Pharma Bribes Reportedly Aided iraq Terrorism
19.10.2017 -
A lawsuit filed in the US capital of Washington, DC this week alleges that bribes it says were paid by leading drugmakers including Pfizer, Roche, Johnson & Johnson and AstraZeneca to secure healthcare contracts in Iraq ultimately supported terrorism.
The suit was filed under the US Anti-Terrorism Act, and according to reports is supported by more than 100 US veterans or their family members. The plaintiffs charge that terrorists “openly controlled” the Iraqi ministry in charge of importing medical goods and that the companies “obtained lucrative contracts from that ministry by making corrupt payments to the terrorists who ran it."
Further, the military vets contend that the drugmakers "knew or recklessly disregarded” that their corrupt transactions helped finance attacks on Americans by the terrorist group Jaysh al-Mahdi (also known as JAM or the Mahdi Army).
A Pfizer spokesperson told a pharma trade journal that the company "categorically denies any wrongdoing." Roche said it does not comment on ongoing lawsuits, while an AstraZeneca representative said the company has not been served with the lawsuit but has “a zero-tolerance policy for bribery and corruption."
Over the past decade, the journal said a number of drugmakers have settled allegations of bribery and kickbacks overseas, in Iraq and elsewhere, some of them related to the UN Oil for Food program.
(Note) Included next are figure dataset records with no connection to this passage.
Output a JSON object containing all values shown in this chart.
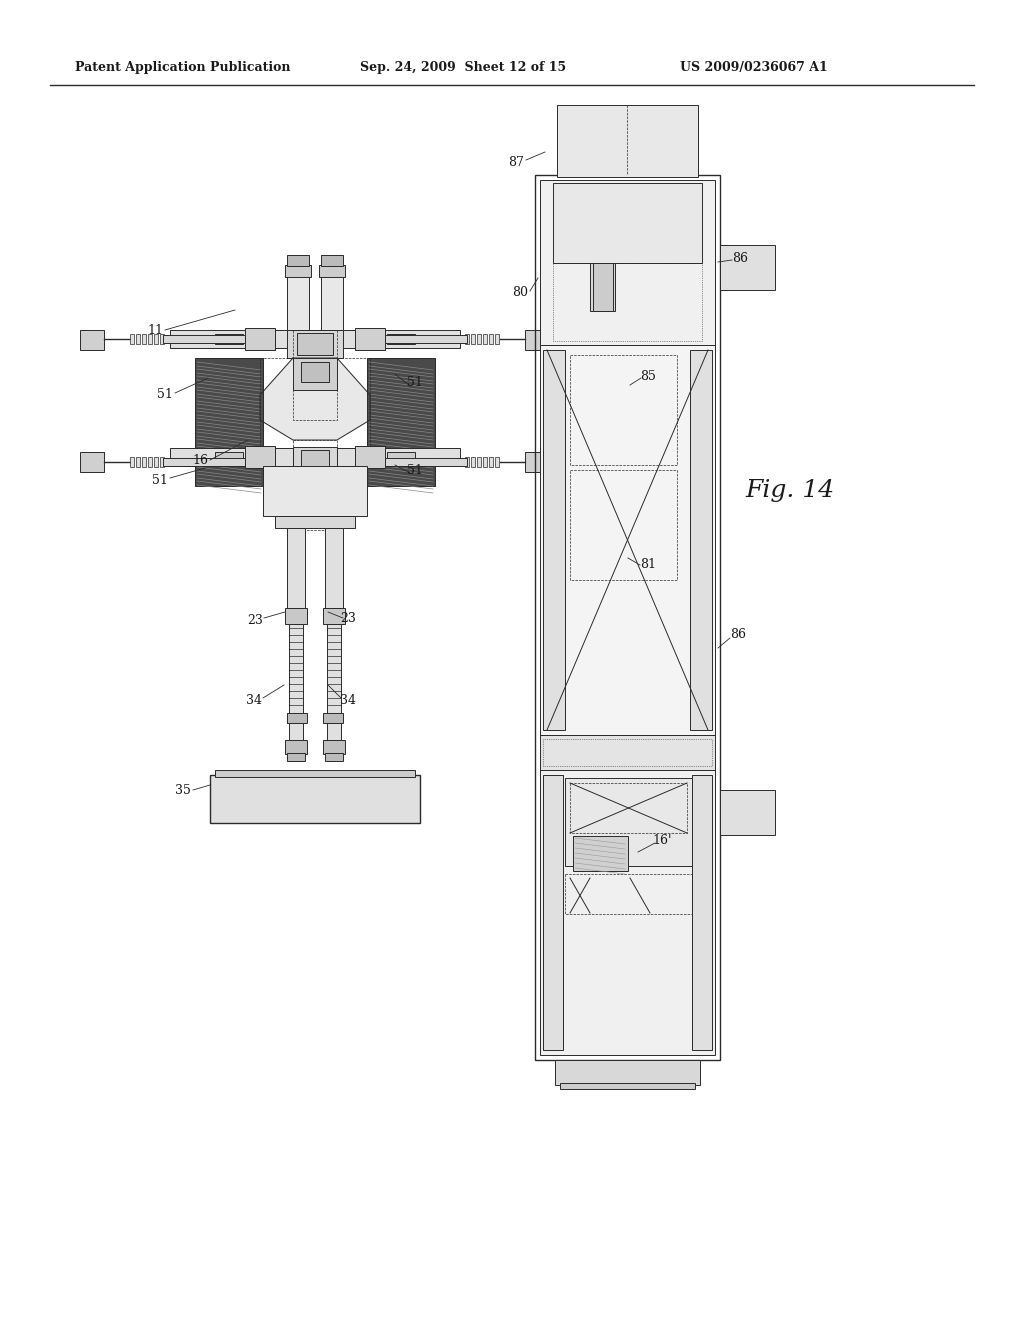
{
  "bg_color": "#ffffff",
  "line_color": "#2a2a2a",
  "header_text": "Patent Application Publication",
  "header_date": "Sep. 24, 2009  Sheet 12 of 15",
  "header_patent": "US 2009/0236067 A1",
  "fig_label": "Fig. 14"
}
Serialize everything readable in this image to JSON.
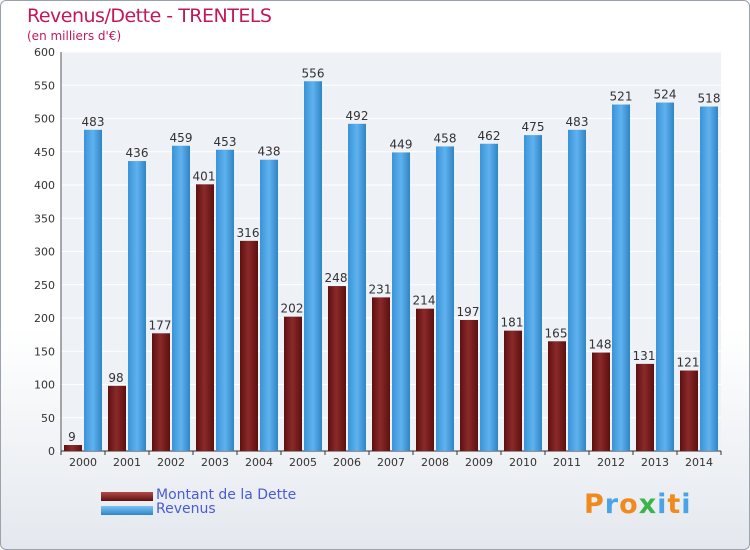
{
  "header": {
    "title": "Revenus/Dette - TRENTELS",
    "subtitle": "(en milliers d'€)"
  },
  "colors": {
    "dette": "#7b1a1a",
    "revenus": "#4aa3e6",
    "title": "#c2185b",
    "legend_text": "#4a5cd6"
  },
  "legend": {
    "items": [
      {
        "label": "Montant de la Dette"
      },
      {
        "label": "Revenus"
      }
    ]
  },
  "logo": {
    "text": "Proxiti"
  },
  "chart_data": {
    "type": "bar",
    "title": "Revenus/Dette - TRENTELS",
    "subtitle": "(en milliers d'€)",
    "xlabel": "",
    "ylabel": "",
    "ylim": [
      0,
      600
    ],
    "yticks": [
      0,
      50,
      100,
      150,
      200,
      250,
      300,
      350,
      400,
      450,
      500,
      550,
      600
    ],
    "grid": true,
    "legend_position": "bottom-left",
    "categories": [
      "2000",
      "2001",
      "2002",
      "2003",
      "2004",
      "2005",
      "2006",
      "2007",
      "2008",
      "2009",
      "2010",
      "2011",
      "2012",
      "2013",
      "2014"
    ],
    "series": [
      {
        "name": "Montant de la Dette",
        "values": [
          9,
          98,
          177,
          401,
          316,
          202,
          248,
          231,
          214,
          197,
          181,
          165,
          148,
          131,
          121
        ]
      },
      {
        "name": "Revenus",
        "values": [
          483,
          436,
          459,
          453,
          438,
          556,
          492,
          449,
          458,
          462,
          475,
          483,
          521,
          524,
          518
        ]
      }
    ]
  }
}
In 2011, it said, Johnson & Johnson agreed to pay $70 million to settle claims that it bribed officials in Greece, Poland and Romania and also paid kickbacks to the former Iraqi government under the UN program.
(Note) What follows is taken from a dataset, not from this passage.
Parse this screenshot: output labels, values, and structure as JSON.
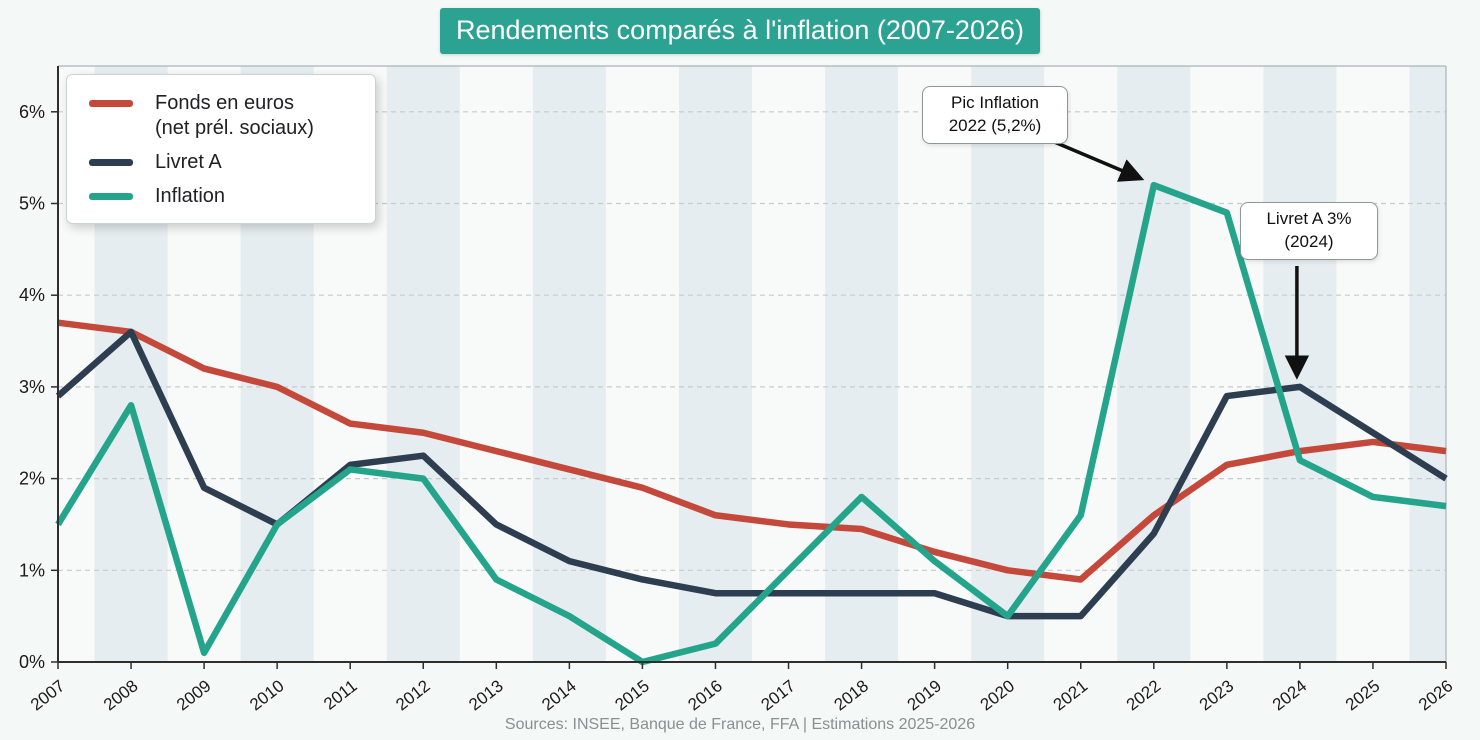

The suit follows what is being presented as an “extensive investigation” by the Washington law firms of Sparacino & Andreson and Kellogg, Hansen, Todd, Figel & Frederick. The allegations are said to be based on information from 12 confidential witnesses, private and public reports, contracts, emails as well as documents published by WikiLeaks.
“While Americans worked to rebuild Iraq, many were attacked by a terrorist group that we allege has been funded in part by the defendants' corrupt sales practices," Kellogg Hansen said in a statement. "This lawsuit alleges that the defendants have aided and abetted terrorism in Iraq by paying bribes to the terrorists who ran the Iraqi Ministry of Health.”